In the ‘Animal Lab’, people playfully modified and made up patterns of toy animals with the help of a ‘mobile laboratory’, while engaging in conversation about genetic engineering. The ‘Animal Lab’ experimented with humour – in the first instance by turning the story of genetic engineering somewhat upside down. While most animal or plant modifications are made to benefit humans, the participants were asked to help an endangered animal species survive by arming them against their threat. The participants were offered labcoats and different species to choose from. Again, the project resulted in rich dialogue and objects that could trigger further conversation.

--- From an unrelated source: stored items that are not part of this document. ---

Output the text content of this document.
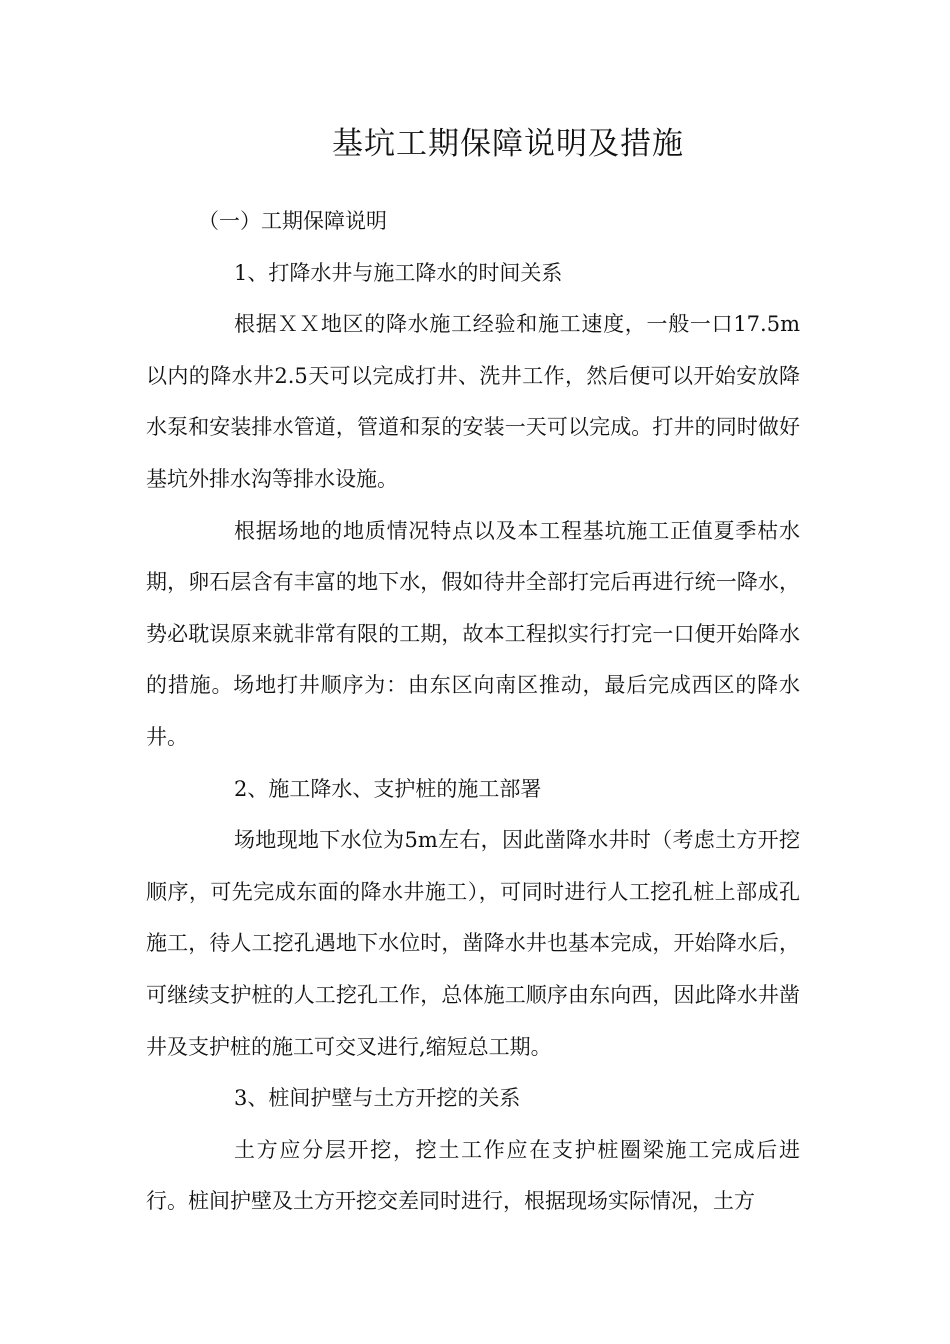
基坑工期保障说明及措施

（一）工期保障说明

1、打降水井与施工降水的时间关系

根据ＸＸ地区的降水施工经验和施工速度，一般一口17.5m以内的降水井2.5天可以完成打井、洗井工作，然后便可以开始安放降水泵和安装排水管道，管道和泵的安装一天可以完成。打井的同时做好基坑外排水沟等排水设施。

根据场地的地质情况特点以及本工程基坑施工正值夏季枯水期，卵石层含有丰富的地下水，假如待井全部打完后再进行统一降水，势必耽误原来就非常有限的工期，故本工程拟实行打完一口便开始降水的措施。场地打井顺序为：由东区向南区推动，最后完成西区的降水井。

2、施工降水、支护桩的施工部署

场地现地下水位为5m左右，因此凿降水井时（考虑土方开挖顺序，可先完成东面的降水井施工），可同时进行人工挖孔桩上部成孔施工，待人工挖孔遇地下水位时，凿降水井也基本完成，开始降水后，可继续支护桩的人工挖孔工作，总体施工顺序由东向西，因此降水井凿井及支护桩的施工可交叉进行,缩短总工期。

3、桩间护壁与土方开挖的关系

土方应分层开挖，挖土工作应在支护桩圈梁施工完成后进行。桩间护壁及土方开挖交差同时进行，根据现场实际情况，土方
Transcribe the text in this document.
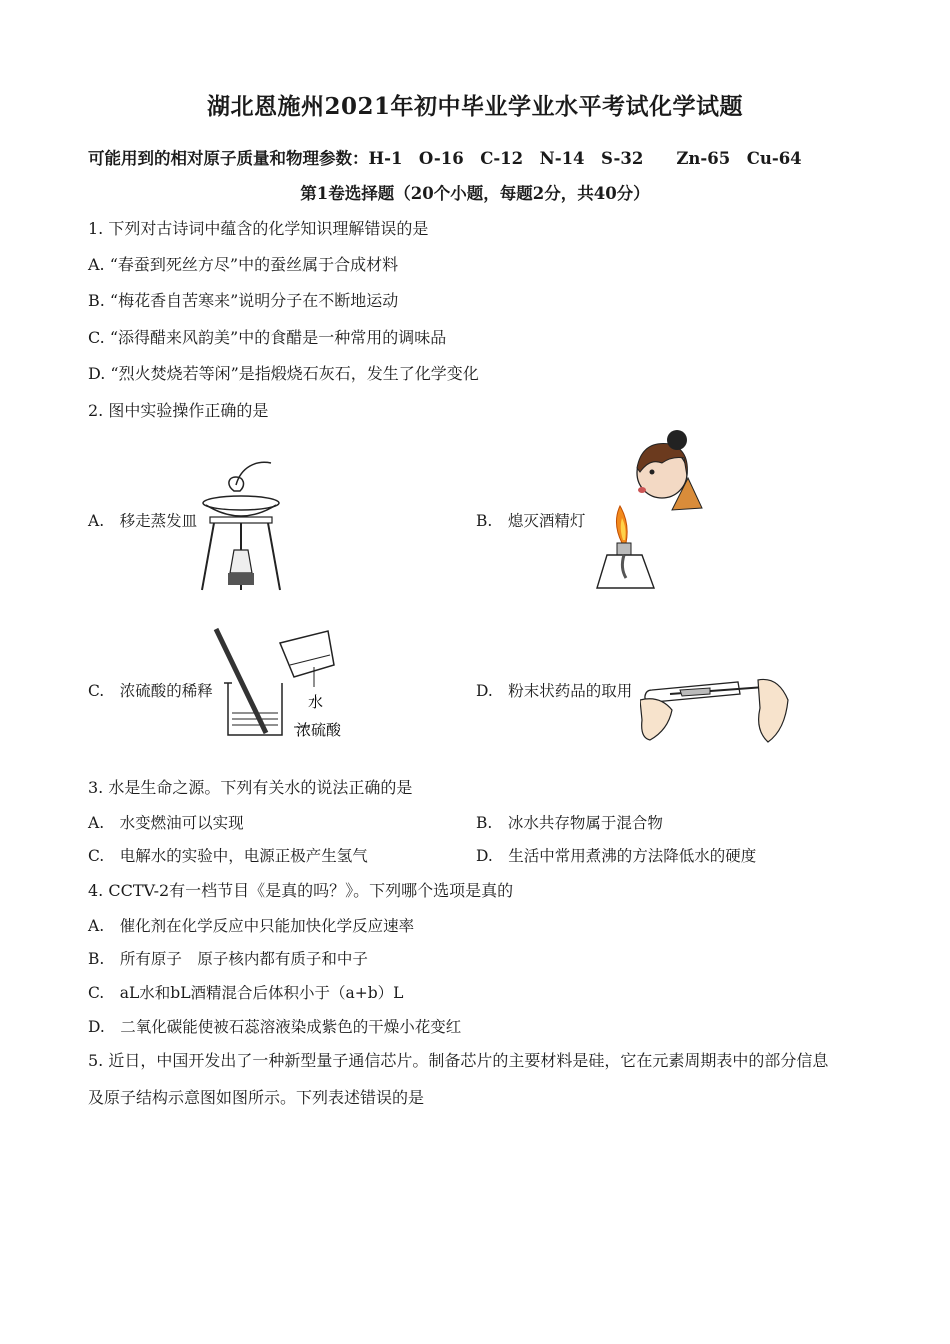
湖北恩施州2021年初中毕业学业水平考试化学试题
可能用到的相对原子质量和物理参数：H-1　O-16　C-12　N-14　S-32　　Zn-65　Cu-64
第1卷选择题（20个小题，每题2分，共40分）
1. 下列对古诗词中蕴含的化学知识理解错误的是
A. “春蚕到死丝方尽”中的蚕丝属于合成材料
B. “梅花香自苦寒来”说明分子在不断地运动
C. “添得醋来风韵美”中的食醋是一种常用的调味品
D. “烈火焚烧若等闲”是指煅烧石灰石，发生了化学变化
2. 图中实验操作正确的是
A.　移走蒸发皿	B.　熄灭酒精灯
C.　浓硫酸的稀释	D.　粉末状药品的取用
水
浓硫酸
3. 水是生命之源。下列有关水的说法正确的是
A.　水变燃油可以实现	B.　冰水共存物属于混合物
C.　电解水的实验中，电源正极产生氢气	D.　生活中常用煮沸的方法降低水的硬度
4. CCTV-2有一档节目《是真的吗？》。下列哪个选项是真的
A.　催化剂在化学反应中只能加快化学反应速率
B.　所有原子　原子核内都有质子和中子
C.　aL水和bL酒精混合后体积小于（a+b）L
D.　二氧化碳能使被石蕊溶液染成紫色的干燥小花变红
5. 近日，中国开发出了一种新型量子通信芯片。制备芯片的主要材料是硅，它在元素周期表中的部分信息
及原子结构示意图如图所示。下列表述错误的是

During the ‘Animal Lab’, I started looing at reports from nanotechnology engagments. I found that, quite often, participants in those projects described engineered matter as ‘doing things’. While such statements were usually dismissed as paranoia, fear of the unknown or superstition, I wondered whether people did in fact perceive matter as not just something inert. So I set out to design a project that allowed people to talk about how they imagined matter – in all its ‘incarnations’. What do people think goes on inside and between them and a wall or a table or the air that they breathe? Is the ‘mutable matter’ of new technologies part of a separate world, or is everything potentially mutable? Is the ‘infinitely small’ world of atoms and strange material behaviour removed not only in scale (atoms always seem to be ‘down there’ when people write about them) but from how we perceive our everyday environment? And why are people always kept from exploring this space by deeming it ‘too difficult’ or ‘too boring’? ‘Mutable Matter’ is an attempt at communicating about this space and our relationship(s) with it.